Energy Crisis · European Debt · Fiscal Policy · Government Support
The U.S.-Israeli war on Iran has triggered a surge in energy prices, pressuring European governments to support households and businesses.
However, their fiscal capacity is severely limited compared to the 2022 energy crisis, primarily due to budget deficits nearly 3 percentage points higher than in 2019, weaker economic growth, and increased interest and defense spending. Initial responses include low-cost measures like oil price caps and profit margin restrictions in France, Greece, and Poland.
While current gas prices are well below 2022 peaks, a prolonged interruption of gas deliveries could necessitate renewed subsidies. Countries like France and Britain face significant fiscal pressures due to high deficits, while Italy's growth slowdown could complicate its budgetary discipline.

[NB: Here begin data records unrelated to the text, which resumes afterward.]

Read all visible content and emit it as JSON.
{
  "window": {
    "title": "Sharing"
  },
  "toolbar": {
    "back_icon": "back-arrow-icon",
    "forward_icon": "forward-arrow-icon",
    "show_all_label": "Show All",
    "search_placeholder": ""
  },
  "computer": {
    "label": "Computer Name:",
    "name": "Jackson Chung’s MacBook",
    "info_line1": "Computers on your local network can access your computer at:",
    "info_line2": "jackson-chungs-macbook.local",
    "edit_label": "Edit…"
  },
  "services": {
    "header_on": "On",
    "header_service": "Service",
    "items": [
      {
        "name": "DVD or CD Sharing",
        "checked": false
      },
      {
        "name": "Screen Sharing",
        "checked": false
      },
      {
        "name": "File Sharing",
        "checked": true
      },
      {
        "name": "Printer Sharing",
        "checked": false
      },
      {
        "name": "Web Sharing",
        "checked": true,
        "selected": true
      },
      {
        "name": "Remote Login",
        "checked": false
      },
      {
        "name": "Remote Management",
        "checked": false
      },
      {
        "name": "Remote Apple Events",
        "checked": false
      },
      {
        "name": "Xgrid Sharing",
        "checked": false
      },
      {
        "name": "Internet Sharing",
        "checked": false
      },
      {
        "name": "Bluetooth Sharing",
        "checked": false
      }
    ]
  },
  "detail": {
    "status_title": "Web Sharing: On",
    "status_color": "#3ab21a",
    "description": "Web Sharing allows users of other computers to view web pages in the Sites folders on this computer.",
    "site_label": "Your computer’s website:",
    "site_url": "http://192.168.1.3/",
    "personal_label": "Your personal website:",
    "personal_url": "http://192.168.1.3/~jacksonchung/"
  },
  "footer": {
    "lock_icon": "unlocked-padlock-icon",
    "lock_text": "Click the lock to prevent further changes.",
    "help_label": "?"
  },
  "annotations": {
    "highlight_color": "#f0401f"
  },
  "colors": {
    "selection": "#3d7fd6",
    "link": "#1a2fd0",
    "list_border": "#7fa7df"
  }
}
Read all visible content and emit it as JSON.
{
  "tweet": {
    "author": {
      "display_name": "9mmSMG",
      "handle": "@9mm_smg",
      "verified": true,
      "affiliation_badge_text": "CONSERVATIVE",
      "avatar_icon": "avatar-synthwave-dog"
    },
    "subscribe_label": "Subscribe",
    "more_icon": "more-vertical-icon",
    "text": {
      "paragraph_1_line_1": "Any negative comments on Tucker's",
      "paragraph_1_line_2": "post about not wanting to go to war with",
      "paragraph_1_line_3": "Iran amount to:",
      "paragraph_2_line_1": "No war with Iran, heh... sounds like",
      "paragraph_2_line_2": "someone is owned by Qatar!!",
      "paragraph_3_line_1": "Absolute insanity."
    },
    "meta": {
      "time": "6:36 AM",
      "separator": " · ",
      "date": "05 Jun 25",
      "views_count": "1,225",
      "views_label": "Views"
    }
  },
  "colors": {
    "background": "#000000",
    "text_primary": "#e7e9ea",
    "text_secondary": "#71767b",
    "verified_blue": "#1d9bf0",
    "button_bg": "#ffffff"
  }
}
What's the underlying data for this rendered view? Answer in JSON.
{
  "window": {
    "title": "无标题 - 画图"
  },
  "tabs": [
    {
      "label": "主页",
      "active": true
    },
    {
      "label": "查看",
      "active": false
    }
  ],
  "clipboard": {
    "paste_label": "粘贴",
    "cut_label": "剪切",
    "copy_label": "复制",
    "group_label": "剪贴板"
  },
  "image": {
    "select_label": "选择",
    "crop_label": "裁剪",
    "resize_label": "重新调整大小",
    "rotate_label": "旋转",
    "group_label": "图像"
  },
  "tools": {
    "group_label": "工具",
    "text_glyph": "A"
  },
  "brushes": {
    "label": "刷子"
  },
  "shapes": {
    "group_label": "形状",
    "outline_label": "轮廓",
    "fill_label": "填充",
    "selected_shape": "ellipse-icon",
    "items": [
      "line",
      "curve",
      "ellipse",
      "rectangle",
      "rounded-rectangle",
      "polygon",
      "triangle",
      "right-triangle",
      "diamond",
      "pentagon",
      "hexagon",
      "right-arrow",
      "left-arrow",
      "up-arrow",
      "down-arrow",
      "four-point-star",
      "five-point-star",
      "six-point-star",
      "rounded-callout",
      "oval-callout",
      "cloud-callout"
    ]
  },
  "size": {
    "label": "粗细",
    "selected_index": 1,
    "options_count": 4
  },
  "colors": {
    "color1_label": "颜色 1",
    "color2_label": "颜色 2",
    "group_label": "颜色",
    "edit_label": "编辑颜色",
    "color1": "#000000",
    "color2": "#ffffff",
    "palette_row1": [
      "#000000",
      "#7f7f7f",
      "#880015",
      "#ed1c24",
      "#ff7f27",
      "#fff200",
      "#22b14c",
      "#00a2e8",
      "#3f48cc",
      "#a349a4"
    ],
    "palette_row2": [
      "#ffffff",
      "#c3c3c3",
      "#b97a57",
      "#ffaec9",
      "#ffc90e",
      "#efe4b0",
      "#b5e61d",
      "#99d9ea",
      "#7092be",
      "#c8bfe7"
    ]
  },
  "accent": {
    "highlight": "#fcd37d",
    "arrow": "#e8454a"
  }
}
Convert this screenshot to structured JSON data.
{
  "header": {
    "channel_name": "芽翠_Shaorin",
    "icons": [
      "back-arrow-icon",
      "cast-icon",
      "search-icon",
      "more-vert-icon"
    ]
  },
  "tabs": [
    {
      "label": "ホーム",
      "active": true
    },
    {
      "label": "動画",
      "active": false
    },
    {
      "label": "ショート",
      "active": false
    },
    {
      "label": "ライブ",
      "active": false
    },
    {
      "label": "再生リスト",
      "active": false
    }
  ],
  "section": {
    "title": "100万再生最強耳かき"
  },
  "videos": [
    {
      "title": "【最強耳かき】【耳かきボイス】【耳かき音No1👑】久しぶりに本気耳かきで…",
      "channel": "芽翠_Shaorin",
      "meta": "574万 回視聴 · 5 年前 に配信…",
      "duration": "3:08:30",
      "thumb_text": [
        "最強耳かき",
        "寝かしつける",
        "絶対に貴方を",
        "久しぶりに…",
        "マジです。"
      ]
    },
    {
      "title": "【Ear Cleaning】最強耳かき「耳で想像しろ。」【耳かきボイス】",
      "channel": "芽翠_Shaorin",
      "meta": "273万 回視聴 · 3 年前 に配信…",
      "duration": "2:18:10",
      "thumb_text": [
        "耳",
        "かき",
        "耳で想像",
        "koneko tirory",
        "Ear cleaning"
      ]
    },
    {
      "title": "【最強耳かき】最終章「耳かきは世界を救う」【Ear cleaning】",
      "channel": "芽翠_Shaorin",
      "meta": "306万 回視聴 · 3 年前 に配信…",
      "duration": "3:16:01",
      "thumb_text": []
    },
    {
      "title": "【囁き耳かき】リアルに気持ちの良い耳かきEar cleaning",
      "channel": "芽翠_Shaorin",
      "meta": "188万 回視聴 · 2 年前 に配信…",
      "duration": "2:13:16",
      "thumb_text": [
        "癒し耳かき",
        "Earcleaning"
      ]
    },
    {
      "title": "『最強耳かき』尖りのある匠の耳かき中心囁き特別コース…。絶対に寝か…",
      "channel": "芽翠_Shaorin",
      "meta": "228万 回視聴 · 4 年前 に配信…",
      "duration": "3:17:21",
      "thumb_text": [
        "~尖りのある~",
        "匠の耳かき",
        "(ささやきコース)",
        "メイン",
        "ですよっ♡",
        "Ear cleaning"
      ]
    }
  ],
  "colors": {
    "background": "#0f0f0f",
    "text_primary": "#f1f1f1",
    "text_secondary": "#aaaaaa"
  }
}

The re-imposed EU fiscal rules mean governments can only provide around 0.3% of output in support annually, a stark contrast to the 3.6% offered in 2022-23. This necessitates more targeted measures, with a severe downturn required for the EU to suspend its rules again.
Higher debt costs also constrain fiscal action, making bond investors sensitive to slippage. While windfall taxes are an option, past revenues haven't matched subsidy costs, and critics argue subsidies increase demand.
Reducing demand is seen as a better short-term solution.